By the time he’d lowered himself into the bath, gasping with pain as the hot water stung his foot, applause was ringing out again at the end of “That Old Black Magic,” and the gentle double bass and piano of “Our Love Is Here to Stay” filled the air.
He’d intended to drink the rest of the wine but had forgotten to bring the bottle from the kitchen. It was better this way, he decided. To be completely lucid. In control.
The rumbling thud of the bass drum and the rushed coda from the piano signaled the end of the song, and Ella thanked the crowd. Andrew always thought she sounded so genuine when she did that; it was never forced, never false.
He was beginning to feel woozy. He hadn’t eaten for hours and steam was fogging the room and his senses. He tapped his fingers on his thighs under the water and felt the ripples go back and forth. He closed his eyes and imagined he was floating down a languid river somewhere on the other side of the world.

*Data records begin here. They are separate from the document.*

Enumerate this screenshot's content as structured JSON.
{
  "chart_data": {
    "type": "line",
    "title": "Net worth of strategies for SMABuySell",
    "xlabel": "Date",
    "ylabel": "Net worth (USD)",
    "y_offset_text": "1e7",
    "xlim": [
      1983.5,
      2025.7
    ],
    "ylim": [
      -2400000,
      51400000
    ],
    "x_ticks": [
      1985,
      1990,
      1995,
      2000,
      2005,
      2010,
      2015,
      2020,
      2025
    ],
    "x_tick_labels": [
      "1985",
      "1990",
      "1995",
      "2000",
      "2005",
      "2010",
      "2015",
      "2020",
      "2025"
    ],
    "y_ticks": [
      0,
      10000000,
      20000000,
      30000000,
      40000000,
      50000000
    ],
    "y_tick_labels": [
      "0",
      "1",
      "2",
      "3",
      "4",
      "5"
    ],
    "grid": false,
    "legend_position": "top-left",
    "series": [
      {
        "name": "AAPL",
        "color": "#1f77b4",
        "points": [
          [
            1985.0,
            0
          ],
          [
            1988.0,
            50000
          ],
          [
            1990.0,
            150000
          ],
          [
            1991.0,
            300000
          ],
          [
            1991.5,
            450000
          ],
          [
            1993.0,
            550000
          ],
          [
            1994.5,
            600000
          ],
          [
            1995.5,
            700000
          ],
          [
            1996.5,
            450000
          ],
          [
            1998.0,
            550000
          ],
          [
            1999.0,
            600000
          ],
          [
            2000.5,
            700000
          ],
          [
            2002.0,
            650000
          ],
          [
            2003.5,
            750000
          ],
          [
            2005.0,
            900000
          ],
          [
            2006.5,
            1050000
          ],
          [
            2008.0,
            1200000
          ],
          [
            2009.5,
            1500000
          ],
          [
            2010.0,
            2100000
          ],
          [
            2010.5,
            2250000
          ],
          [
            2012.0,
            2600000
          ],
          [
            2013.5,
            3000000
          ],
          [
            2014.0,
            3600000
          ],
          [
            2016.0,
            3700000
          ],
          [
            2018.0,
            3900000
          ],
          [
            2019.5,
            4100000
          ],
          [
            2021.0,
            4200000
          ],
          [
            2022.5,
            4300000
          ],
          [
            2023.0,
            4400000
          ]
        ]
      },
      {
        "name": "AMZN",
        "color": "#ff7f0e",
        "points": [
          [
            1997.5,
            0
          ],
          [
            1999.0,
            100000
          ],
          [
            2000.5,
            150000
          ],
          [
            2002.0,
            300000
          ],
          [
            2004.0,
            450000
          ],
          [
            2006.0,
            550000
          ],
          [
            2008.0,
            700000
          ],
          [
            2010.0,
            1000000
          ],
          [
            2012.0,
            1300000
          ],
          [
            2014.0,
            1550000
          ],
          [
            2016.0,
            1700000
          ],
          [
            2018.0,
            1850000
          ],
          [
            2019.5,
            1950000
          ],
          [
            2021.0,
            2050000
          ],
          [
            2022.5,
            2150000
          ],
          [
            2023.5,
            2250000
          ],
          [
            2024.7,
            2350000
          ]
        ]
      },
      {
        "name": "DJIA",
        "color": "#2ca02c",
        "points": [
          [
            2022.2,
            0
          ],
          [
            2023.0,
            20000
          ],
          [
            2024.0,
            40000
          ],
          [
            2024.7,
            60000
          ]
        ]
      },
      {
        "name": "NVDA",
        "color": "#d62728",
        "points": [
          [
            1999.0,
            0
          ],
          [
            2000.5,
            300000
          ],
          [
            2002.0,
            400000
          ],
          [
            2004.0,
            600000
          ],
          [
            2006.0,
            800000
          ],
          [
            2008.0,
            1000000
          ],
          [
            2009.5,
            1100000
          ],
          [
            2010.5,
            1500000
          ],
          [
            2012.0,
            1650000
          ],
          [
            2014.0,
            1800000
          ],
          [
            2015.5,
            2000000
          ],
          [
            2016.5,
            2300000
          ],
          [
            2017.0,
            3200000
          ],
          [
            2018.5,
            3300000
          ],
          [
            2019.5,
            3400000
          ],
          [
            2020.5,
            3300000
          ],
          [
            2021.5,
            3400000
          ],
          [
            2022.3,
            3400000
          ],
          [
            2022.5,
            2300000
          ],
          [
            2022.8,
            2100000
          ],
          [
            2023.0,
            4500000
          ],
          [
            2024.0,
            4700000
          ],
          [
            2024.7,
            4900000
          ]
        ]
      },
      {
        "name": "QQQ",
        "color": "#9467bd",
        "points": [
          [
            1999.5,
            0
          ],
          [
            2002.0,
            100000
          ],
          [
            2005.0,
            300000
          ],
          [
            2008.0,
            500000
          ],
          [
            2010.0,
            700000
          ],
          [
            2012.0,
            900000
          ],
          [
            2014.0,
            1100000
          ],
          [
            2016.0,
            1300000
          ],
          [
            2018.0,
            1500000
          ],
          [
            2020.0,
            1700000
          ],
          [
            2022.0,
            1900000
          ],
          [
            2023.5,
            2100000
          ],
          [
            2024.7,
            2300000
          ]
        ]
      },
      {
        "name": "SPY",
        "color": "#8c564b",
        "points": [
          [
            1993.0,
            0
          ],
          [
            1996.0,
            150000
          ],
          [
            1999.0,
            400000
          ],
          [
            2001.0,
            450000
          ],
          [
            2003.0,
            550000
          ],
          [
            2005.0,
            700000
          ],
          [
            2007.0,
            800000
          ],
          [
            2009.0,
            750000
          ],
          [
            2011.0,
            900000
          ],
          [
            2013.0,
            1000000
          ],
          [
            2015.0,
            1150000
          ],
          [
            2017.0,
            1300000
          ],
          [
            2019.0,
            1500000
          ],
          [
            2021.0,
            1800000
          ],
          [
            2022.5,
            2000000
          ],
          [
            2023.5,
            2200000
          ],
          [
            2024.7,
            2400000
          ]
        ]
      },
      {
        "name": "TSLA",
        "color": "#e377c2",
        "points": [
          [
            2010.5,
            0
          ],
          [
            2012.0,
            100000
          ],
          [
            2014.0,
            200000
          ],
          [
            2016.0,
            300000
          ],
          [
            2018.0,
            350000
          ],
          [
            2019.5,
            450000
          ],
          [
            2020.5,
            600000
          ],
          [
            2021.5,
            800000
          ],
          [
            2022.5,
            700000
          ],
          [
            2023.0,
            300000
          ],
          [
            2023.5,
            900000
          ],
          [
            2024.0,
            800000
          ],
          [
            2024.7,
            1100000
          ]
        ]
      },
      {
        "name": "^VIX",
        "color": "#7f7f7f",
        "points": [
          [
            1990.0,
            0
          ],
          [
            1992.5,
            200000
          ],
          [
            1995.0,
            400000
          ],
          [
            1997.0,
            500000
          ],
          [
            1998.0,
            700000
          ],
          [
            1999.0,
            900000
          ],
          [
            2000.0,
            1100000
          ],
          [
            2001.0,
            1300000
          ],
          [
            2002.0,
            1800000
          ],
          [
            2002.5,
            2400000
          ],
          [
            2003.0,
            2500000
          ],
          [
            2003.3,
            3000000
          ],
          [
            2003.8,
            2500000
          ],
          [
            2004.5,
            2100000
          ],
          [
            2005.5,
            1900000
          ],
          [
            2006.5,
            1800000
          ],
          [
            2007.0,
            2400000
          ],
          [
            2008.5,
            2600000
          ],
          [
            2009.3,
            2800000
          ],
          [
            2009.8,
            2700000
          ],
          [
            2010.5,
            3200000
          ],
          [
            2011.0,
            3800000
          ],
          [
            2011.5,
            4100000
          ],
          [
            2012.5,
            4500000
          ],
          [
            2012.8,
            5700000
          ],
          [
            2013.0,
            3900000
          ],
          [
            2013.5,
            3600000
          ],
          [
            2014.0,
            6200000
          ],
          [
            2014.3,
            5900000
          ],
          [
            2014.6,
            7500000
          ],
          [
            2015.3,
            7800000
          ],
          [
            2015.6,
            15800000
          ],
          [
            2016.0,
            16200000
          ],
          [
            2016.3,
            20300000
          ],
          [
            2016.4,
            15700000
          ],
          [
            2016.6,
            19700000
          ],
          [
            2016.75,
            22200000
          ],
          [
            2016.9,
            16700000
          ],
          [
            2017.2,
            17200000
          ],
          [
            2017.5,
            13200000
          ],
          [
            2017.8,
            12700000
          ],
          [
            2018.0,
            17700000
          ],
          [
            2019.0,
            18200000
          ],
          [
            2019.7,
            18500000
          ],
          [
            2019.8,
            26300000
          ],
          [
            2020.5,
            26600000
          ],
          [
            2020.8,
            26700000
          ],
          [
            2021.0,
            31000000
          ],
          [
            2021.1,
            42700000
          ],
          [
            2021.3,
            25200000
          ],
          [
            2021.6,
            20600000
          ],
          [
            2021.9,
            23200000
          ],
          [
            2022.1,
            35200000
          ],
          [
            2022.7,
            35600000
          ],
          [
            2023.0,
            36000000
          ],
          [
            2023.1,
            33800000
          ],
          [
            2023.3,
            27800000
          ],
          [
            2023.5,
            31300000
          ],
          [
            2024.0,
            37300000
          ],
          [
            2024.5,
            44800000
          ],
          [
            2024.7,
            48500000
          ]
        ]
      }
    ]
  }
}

More applause, and now they were on to “Mack the Knife.” This was where Ella forgot the words. Maybe this time it would be different, Andrew thought, feeling along the side of the bath until he found the plastic handle, gripping it tightly. But no, there was the hesitation, then the breathless, audacious reference to wrecking her own song, and now the cheeky improvisation where her voice morphed into Louie Armstrong’s rasp, the roar of the crowd. They were with her, cheering her on.
He lowered his hand into the water. Tightened his grip. There was barely time to pause for breath before the urgent drums of “How High the Moon” and Ella launching into her scat-singing. The music chased after her words, but she was always too quick, always too quick. He twisted his arm and clenched his fist. He felt the sharpness of the metal, his skin straining against it, about to give way. But then there was another noise, cutting through the music, vying for his attention. It was his phone ringing, he realized, opening his eyes, his fingers unclenching from around the knife’s handle.